Pat, it’s not evil, just tortured to enable “Catholic divorce.”
Hi Catherine, The object of 1095.2 is the consent, but isn’t the object of 1095.3 the aspects of the marriage itself (those who, because of causes of a psychological nature, are unable to assume the essential obligations of marriage)? Is being ordered toward “the good of the spouses” (c. 1055) an essential obligation of marriage? Is being ordered to the “procreation and education of offspring” (c. 1055) an essential obligation of marriage?
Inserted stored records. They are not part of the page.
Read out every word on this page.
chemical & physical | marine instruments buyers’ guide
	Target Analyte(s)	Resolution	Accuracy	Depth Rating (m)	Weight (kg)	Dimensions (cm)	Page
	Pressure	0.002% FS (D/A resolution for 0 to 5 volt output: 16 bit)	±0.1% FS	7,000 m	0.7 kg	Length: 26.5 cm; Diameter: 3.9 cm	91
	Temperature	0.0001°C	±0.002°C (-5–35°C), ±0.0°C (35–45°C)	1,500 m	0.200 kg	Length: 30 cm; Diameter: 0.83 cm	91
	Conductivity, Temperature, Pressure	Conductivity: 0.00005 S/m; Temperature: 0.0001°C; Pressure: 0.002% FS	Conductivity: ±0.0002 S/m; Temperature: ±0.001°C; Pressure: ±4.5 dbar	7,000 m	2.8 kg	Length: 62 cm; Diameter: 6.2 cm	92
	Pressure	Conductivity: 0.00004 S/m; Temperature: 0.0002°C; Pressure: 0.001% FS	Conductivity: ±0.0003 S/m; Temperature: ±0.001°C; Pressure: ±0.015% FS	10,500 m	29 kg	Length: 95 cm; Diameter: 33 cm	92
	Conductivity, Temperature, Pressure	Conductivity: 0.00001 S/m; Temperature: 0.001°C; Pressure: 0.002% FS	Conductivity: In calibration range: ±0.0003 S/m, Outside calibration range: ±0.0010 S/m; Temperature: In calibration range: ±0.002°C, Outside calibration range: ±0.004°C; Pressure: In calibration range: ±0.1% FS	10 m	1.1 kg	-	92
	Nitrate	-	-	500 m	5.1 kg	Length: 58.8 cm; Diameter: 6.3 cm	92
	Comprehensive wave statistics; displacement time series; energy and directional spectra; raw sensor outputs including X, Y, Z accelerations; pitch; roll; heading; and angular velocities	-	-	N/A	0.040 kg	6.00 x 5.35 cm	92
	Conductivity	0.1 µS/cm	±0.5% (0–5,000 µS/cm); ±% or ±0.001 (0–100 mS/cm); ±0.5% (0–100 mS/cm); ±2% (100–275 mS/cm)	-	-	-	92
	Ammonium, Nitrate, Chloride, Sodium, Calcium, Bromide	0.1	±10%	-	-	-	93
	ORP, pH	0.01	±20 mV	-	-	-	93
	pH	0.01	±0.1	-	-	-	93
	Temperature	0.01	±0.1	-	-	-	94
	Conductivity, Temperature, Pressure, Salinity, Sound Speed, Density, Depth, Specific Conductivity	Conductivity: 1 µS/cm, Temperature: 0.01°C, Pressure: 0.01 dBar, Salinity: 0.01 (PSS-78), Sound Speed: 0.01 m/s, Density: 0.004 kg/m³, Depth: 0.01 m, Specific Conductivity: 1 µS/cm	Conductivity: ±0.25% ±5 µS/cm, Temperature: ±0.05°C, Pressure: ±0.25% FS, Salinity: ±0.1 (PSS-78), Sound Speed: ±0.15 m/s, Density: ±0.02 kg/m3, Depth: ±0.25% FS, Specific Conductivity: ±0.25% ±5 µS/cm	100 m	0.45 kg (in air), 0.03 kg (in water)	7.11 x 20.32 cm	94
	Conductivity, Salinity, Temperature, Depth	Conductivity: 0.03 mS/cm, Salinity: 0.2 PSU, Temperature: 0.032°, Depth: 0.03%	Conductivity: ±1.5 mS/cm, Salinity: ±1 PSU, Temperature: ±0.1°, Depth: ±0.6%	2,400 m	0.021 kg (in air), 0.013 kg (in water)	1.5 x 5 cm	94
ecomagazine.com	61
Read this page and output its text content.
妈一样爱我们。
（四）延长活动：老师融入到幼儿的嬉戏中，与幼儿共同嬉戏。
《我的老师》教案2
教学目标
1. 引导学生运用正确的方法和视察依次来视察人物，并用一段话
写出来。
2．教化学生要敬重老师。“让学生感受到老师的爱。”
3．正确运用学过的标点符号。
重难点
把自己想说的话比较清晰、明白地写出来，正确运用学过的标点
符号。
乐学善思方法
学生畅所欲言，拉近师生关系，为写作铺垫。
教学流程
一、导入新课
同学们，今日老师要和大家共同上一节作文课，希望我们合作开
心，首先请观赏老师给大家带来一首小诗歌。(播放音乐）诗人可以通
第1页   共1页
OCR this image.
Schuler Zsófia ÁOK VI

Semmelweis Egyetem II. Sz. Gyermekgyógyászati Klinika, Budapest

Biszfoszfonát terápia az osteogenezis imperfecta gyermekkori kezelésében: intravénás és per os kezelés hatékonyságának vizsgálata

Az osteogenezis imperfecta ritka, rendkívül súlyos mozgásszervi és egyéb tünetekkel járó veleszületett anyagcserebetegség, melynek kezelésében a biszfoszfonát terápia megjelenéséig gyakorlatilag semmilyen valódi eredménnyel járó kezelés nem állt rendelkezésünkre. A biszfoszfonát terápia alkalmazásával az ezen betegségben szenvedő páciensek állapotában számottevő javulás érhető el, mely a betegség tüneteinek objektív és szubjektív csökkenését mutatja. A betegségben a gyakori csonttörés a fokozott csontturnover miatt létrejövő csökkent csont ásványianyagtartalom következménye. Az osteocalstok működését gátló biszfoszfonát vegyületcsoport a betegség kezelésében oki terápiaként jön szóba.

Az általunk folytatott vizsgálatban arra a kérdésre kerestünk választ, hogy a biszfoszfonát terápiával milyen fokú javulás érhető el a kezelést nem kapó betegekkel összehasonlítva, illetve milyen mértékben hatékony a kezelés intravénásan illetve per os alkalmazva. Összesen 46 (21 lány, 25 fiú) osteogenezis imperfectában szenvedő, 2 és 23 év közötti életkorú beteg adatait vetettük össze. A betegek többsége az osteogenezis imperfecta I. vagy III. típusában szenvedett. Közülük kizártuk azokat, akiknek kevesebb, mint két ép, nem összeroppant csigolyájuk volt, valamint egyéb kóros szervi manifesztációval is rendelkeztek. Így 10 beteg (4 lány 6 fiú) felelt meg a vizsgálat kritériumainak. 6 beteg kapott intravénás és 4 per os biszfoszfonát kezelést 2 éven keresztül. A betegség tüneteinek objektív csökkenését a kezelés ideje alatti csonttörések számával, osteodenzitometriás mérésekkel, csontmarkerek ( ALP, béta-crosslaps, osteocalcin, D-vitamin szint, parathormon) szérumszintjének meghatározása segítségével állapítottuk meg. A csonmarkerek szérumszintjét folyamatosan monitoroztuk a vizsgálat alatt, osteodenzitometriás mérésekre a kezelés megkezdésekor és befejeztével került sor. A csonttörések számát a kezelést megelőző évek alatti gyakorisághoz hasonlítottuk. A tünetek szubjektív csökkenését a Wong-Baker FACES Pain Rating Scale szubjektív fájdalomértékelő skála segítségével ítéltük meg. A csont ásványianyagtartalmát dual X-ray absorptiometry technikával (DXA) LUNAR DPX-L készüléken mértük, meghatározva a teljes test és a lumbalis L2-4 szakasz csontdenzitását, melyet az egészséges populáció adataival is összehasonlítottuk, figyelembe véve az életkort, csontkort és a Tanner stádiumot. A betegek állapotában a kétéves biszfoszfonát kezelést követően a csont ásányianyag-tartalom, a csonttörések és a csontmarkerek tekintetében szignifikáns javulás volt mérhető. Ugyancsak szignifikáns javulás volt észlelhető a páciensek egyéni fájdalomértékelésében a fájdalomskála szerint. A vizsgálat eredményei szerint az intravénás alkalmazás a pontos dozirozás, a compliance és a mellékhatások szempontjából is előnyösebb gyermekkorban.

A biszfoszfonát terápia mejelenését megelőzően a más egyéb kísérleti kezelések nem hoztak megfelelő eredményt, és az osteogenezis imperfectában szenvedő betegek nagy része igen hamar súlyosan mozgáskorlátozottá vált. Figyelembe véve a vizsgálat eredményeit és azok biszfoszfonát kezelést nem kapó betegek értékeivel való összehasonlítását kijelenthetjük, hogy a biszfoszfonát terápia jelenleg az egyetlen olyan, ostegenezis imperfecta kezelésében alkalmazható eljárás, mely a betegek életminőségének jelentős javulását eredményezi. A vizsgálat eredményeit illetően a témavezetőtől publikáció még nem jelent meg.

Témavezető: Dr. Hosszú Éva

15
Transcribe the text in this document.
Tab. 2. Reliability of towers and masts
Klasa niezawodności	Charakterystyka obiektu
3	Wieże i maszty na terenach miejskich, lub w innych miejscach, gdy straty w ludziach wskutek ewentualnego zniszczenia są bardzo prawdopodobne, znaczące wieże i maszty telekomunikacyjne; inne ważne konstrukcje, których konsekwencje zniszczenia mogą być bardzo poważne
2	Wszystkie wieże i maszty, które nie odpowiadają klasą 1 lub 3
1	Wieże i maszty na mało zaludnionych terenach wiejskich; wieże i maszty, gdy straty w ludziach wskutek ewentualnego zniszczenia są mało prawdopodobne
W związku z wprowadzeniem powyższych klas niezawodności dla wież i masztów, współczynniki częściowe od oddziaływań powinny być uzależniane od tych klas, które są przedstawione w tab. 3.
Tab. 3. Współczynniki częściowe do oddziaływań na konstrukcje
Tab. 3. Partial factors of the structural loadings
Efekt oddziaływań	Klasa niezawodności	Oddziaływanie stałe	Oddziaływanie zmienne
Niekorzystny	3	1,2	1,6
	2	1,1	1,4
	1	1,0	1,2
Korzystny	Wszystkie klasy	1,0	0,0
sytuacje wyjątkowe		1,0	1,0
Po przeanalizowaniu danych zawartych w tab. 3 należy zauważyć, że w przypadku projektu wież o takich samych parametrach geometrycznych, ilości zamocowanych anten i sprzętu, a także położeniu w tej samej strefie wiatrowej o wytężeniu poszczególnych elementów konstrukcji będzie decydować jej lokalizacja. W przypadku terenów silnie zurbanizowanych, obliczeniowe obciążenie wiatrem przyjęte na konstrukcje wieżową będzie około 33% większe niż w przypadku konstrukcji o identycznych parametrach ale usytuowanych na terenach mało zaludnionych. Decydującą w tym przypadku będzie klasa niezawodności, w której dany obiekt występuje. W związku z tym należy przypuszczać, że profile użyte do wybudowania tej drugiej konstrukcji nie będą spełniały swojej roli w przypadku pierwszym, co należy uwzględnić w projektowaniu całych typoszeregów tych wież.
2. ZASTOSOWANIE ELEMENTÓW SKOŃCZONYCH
Cardinal Raymond Burke talked about how the orientation toward the good of the spouses in the 1983 code, in this context, can only mean “mutual help” as was stated in the 1917 code. [Cardinal Burke, Presented August 10, 2011. Canon Law Conference, August 9 and August 10, 2011, Shrine of Our Lady of Guadalupe La Cross, Wisconsin.]
I dont know of a Declaration of Nullity that soothed anyone’s feelings except two self-centered adults who wanted the right to divorce and remarry in the Catholic Church. Rejected spouses have suffered unspeakable torment, and children who are forced to live with Mom’s new man and Dad’s new honey are cruelly abused by the Church which has adopted this “pastoral” approach which, as you say, has no reality in justice.
I am sure that tribunalists will argue that some Declarations of Nullity are just and leave all affected subjects better off. They can argue that, but those cases, if they exist, do not justify the widespread abuses.
“outcome that soothes the feeling of conflict but cannot name or identify the realities of justice.” I’m thinking that this is because virtually 100% of American separations are illigitimate, but are “annulled” anyway.